Atemlose Stille breitet sich aus. Albert steht der Schweiß auf der Stirn. Nein, das ist gelogen, aber ehrlich gesagt, würde es mich nicht wundern, wenn es noch käme. Ich schiele zu Twister, den ich wegen seiner Länge immer gut ausfindig machen kann. Und was sehe ich? Auch ihm steht der Mund offen.

Ist das zu fassen? Ich meine, eben waren sie sich einig, wie dämlich diese Frage ist, und jetzt stehen sie starr, als wäre eines der sieben Weltwunder zum Leben erwacht. Ich habe Lust, in die Hände zu klatschen, um zu sehen, was passiert. Luzie zwinkert mir zu. »Die kenne ich, die war bei mir im Ballettunterricht. Das ist Dörte.«

Dörte! Die Jungs sehen in der Tat schon völlig abgezehrt, verdörrt aus. Albert hat sich gefasst, er räuspert sich. Ich bin gespannt, ob ihm ein Bibelzitat einfällt. Aber er enttäuscht mich.

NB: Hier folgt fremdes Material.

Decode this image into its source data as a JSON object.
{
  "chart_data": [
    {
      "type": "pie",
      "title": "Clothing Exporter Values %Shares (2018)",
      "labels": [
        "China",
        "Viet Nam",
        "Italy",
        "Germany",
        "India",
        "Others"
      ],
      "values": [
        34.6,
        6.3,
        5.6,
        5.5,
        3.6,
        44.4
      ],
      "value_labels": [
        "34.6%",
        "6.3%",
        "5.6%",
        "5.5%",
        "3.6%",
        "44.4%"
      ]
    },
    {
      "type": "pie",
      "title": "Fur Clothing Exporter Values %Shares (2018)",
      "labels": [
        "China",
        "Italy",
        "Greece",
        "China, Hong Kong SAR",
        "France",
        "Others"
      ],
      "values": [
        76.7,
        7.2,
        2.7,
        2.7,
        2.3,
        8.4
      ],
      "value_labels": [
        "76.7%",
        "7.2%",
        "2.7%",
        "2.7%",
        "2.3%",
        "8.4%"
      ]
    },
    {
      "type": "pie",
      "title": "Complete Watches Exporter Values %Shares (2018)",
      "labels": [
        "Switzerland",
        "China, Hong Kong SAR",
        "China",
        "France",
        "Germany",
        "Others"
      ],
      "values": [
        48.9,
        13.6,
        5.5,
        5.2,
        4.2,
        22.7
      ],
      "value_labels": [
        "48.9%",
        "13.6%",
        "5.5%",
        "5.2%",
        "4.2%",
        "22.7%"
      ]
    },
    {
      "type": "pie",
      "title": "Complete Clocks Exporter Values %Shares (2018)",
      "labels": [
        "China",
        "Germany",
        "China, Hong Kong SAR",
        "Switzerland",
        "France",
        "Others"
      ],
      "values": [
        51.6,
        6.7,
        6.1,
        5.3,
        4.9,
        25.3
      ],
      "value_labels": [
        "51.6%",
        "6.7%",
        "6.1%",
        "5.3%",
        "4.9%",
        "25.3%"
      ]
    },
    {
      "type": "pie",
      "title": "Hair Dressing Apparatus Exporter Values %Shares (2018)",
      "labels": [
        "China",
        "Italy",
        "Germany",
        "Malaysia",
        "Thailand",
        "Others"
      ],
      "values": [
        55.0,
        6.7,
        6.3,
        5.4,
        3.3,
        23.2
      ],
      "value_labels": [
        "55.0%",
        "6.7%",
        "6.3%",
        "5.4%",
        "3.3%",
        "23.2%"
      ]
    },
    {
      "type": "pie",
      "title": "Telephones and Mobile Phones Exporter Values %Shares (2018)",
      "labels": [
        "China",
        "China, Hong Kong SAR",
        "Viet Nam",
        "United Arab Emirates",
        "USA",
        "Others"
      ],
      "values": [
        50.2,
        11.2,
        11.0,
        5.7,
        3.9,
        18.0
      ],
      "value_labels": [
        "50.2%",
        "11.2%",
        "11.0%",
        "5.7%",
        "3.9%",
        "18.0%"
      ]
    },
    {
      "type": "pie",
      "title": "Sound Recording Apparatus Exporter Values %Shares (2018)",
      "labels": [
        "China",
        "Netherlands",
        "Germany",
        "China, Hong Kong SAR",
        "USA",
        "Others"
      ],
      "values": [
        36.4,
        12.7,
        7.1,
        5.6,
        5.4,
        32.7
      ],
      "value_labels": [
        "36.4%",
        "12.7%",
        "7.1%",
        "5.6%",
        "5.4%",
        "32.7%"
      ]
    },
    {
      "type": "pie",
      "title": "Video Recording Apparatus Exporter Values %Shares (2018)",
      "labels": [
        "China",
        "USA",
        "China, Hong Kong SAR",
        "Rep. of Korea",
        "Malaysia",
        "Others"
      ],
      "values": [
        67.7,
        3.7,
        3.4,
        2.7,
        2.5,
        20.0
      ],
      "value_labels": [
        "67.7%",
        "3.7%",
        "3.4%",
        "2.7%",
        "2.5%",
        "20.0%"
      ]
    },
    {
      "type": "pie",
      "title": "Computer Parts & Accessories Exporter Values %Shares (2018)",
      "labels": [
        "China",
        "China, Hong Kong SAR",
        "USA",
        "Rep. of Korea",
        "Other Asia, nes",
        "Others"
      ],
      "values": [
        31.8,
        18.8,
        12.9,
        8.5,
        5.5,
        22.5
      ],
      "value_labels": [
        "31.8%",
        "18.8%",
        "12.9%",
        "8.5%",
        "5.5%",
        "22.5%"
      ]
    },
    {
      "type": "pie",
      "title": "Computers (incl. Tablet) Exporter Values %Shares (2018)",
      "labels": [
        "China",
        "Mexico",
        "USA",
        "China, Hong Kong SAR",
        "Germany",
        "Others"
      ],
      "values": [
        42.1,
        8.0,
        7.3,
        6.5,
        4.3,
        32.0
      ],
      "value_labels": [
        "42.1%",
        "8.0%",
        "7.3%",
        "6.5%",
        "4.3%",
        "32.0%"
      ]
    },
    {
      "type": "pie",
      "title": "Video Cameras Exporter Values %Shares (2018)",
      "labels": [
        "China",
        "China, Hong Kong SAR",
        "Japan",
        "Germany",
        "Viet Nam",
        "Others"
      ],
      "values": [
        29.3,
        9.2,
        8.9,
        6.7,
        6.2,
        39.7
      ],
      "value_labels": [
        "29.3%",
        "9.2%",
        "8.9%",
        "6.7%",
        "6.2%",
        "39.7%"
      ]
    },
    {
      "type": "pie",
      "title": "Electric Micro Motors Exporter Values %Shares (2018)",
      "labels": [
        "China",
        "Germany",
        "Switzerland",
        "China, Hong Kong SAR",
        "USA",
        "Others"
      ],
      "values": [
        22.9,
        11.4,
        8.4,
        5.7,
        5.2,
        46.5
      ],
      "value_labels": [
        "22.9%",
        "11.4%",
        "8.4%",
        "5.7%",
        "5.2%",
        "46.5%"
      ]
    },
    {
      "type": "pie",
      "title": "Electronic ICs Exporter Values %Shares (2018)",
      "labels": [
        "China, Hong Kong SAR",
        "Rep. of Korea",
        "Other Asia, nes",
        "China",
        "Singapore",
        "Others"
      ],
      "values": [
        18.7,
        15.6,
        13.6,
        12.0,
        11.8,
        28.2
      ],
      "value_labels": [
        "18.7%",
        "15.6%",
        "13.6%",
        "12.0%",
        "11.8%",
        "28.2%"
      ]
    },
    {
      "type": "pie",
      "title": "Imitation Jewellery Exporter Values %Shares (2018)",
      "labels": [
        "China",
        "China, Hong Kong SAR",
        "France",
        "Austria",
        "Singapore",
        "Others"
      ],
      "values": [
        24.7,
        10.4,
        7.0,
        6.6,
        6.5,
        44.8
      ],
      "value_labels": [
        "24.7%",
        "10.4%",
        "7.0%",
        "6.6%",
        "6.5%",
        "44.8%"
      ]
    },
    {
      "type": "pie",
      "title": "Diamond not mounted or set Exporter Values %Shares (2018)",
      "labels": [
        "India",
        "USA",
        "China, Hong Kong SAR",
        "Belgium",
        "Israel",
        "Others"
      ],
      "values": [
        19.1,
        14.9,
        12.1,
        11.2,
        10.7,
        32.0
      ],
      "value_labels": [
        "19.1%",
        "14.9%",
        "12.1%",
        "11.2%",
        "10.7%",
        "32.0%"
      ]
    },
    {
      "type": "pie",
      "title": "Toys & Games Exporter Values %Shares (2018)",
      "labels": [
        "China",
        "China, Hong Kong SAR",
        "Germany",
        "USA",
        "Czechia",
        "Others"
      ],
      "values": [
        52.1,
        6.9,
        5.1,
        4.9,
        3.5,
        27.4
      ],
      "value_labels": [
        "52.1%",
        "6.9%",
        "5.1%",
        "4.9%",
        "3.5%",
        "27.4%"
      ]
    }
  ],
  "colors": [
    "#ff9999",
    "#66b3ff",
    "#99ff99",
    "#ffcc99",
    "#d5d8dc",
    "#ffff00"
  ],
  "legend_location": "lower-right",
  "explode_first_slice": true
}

»Äh, also, ja, ich bin sicher, Winnie kann dir einen Föhn ausleihen.«

Dörte dankt ergeben, senkt ihr dunkelrotes Kringellöckchen-Haupt und trippelt von dannen. Sie hinterlässt eine Menge aufgeregte Spermien in Alarmbereitschaft.

Warum wurden manche Gaben so ungerecht verteilt? Wenn ich auf meinen Busen hinunterschaue, sehe ich nur zwei winzige Hügel, sonst nichts. Dafür kommen dann meine Beine in gewaltigen Säulen, von meinem Hintern wollen wir erst gar nicht reden. Auf Schuhen, wie sie Dörte gerade so anmutig vorgeführt hat, würde ich im Teppich hängen bleiben, die Absätze würden unter meiner Last abknicken, und ich würde ins Bodenlose stürzen.

Ich riskiere noch einen Blick auf Twister, in der Hoffnung, dass er mir ein Augenzwinkern schickt, einen Blick, der klar macht, dass wir beide etwas Wertvolleres haben als, na ja, einen Busen. Aber was ich sehe, verknotet mein Herz derart, dass es einen anderen Takt schlägt, so, als würde ein Schlagzeuger mit einem dritten Stick auf eine kaputte Trommel hauen. Twister hat seinen Mund zwar wieder geschlossen, aber sein Blick klebt sehnsüchtig an Dörte, einem Gefangenen gleich, der die Sonne anschmachtet.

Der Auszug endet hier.